HMT38 a écrit:Concernant Public Sénat, elle est bien financée par l'argent de nos impôts non ? Même s'il s'agit de dotations des deux assemblées... Et l'attribution de sa fréquence ?
Comme les autres chaînes tv et radios publiques, les 2 chaînes parlementaires sont autorisées sans limite de durée, sans appel à candidature et son financées par les 2 assemblées parlementaires.
Des précisions sourcées ici : https://www.assemblee-nationale.fr/dyn/ ... blic-senat
I. – UNE CRÉATION PAR LA LOI
Née d’une volonté commune et déjà ancienne de l’Assemblée nationale et du Sénat de favoriser la présentation des travaux parlementaires à la télévision, La Chaîne Parlementaire a été créée par la loi du 30 décembre 1999 et a commencé à émettre au printemps 2000, prenant la suite d’un programme de retransmission brute des débats diffusé depuis 1993.
Aux termes de la loi, La Chaîne Parlementaire « remplit une mission de service public, d’information et de formation des citoyens à la vie publique, par des programmes parlementaires, éducatifs et civiques ».
II. – UN CANAL POUR DEUX CHAÎNES
La loi prévoit que le canal affecté à la diffusion de La Chaîne Parlementaire comporte, à parité de temps d’antenne, les émissions de deux sociétés de programmes : LCP-Assemblée nationale et Public Sénat.

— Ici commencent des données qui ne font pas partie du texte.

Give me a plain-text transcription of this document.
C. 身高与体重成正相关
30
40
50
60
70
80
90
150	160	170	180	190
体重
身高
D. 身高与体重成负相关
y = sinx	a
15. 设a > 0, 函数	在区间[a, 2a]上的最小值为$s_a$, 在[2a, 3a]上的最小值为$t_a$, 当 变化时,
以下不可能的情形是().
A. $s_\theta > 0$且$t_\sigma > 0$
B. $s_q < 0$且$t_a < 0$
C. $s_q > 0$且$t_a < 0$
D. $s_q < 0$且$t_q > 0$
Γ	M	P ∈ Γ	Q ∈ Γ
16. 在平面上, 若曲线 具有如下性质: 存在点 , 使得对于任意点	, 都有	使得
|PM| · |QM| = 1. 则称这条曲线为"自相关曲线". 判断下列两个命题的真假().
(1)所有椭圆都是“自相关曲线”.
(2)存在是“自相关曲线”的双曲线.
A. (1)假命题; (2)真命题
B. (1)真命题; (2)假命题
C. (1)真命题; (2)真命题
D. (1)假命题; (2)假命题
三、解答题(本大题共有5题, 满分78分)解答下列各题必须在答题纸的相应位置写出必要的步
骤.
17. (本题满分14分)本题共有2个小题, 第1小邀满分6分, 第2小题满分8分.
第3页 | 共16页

Il s’agit donc, en réalité, de deux chaînes parlementaires différentes.
Chaque société de programmes est liée, à l’Assemblée pour l’une, et au Sénat pour l’autre, par une convention prévoyant notamment la dotation financière dont elle bénéficie et par un contrat d’objectifs et de moyens. Elles sont constituées sous la forme de sociétés commerciales de droit privé dont le capital est intégralement détenu par l’assemblée à laquelle chacune d’elles se rattache.
Les deux sociétés de programmes jouissent de par la loi d’une indépendance éditoriale dont sont garants leurs présidents (nommés pour trois ans par les Bureaux des assemblées, sur proposition de leur Président) et leurs conseils d’administration (qui comprennent notamment des représentants de chaque groupe politique).
Conformément au principe constitutionnel de séparation des pouvoirs, les deux sociétés ne sont pas soumises à l’Autorité de régulation de la communication audiovisuelle et numérique (Arcom). De la même façon, bien que bénéficiant de fonds publics, elles n’entrent pas dans le champ de juridiction de la Cour des comptes, en vertu du principe d’autonomie, notamment financière, des assemblées. C’est sous le contrôle du Bureau de chaque assemblée que les sociétés doivent respecter la réglementation applicable en matière de chaînes de télévision thématiques et répondre à l’exigence d’impartialité des programmes posée par la loi. S’agissant de la répartition des temps de parole en période de campagne électorale, le Bureau de l’Assemblée nationale applique à LCP-Assemblée nationale les mêmes principes que ceux que l’Arcom fixe pour les chaînes relevant de sa compétence.